Turning to freedom of expression, O'Regan acknowledged that, in leaving the burden of proof of falsity to the defendant, the common law of defamation may have a chilling effect on the publication of information and therefore on freedom of expression. This would be problematic had not the Supreme Court of Appeal recently ruled in National Media v Bogoshi that reasonableness is a defence to defamation: under Bogoshi, the publication in the press of false defamatory statements is not unlawful if such publication was reasonable in the circumstances. Indeed, the evaluation of a reasonableness defence can take into account such constitutionally significant factors as the right to dignity, right to privacy, and the crucial role of the press in open democracy. The availability of reasonableness defence, along with the established "truth in public benefit" defence, substantially mitigated any chilling effect, because, "it will only be where defendants establish neither that the statement was true and its publication in the public interest, nor that the publication was reasonable in all the circumstances, that they will be held delictually liable."

Thus O'Regan concluded that the existing common law struck an appropriate balance between the constitutional interests of the plaintiff and the defendant respectively. Because of "the difficulty of establishing the truth or falsehood of defamatory statements", it would not be in keeping with the Constitution to burden either the plaintiff or the defendant with the onus of proving a statement to be true or false. The Bogoshi reasonableness defence protected the defendant from being burdened with such an onus, and, likewise, existing common law protected the plaintiff from the same.

== Significance ==
In South African constitutional law, the Khumalo judgment was significant primarily because it was the first case in which, in the summation of Justice Dikgang Moseneke, the Constitutional Court "upheld direct application of a provision of the Bill of Rights to a common law rule". Other commentators argued that it should not properly be classified as a case of direct or horizontal application. In any case, however, the judgment was significant for providing precedent in which the court applied section 8(2) of the Constitution to disputes between private parties, providing for the possibility that litigants may challenge the constitutionality of the common law on the grounds that it permits a non-state actor to infringe on their constitutional interests.

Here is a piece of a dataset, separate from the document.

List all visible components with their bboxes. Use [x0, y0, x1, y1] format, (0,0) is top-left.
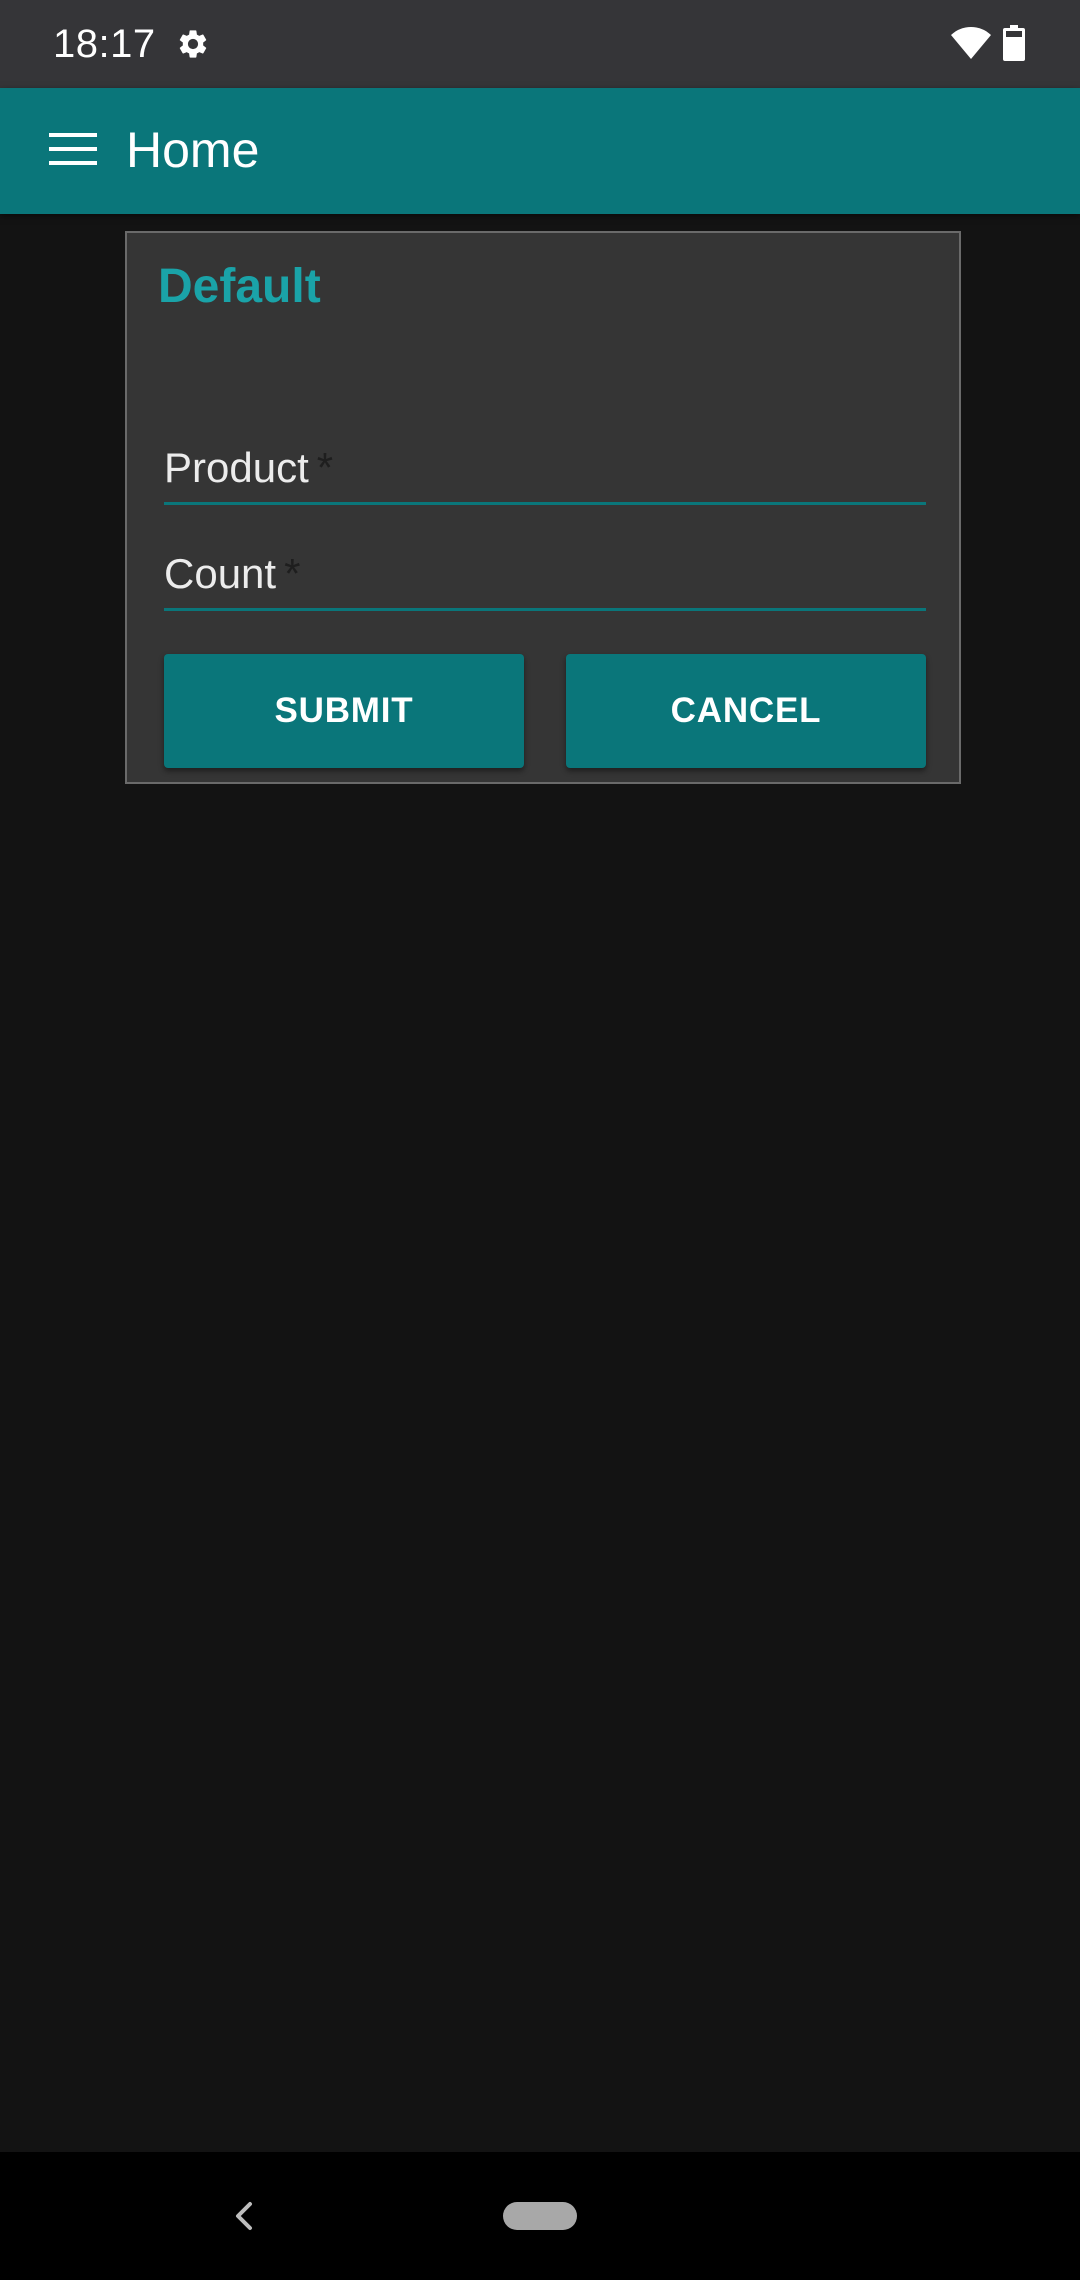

However, in subsequent years, the Khumalo approach did not gain in popularity; instead, the Constitutional Court preferred to apply constitutional rights to private disputes indirectly, by deploying their section 39(2) power to develop the common law in line with the spirit of the Bill of Rights. Indeed, in Barkhuizen v Napier, Justice Sandile Ngcobo wrote on behalf of the court that the indirect method is the "proper" method when the Bill of Rights applies to contractual disputes. Stu Woolman said that, in endorsing Ngcobo's approach, the court had "flatly contradicted itself"; likewise, he criticised the Masiya v Director of Public Prosecutions judgment (in which O'Regan joined) for choosing "to ignore" the precedent of Khumalo.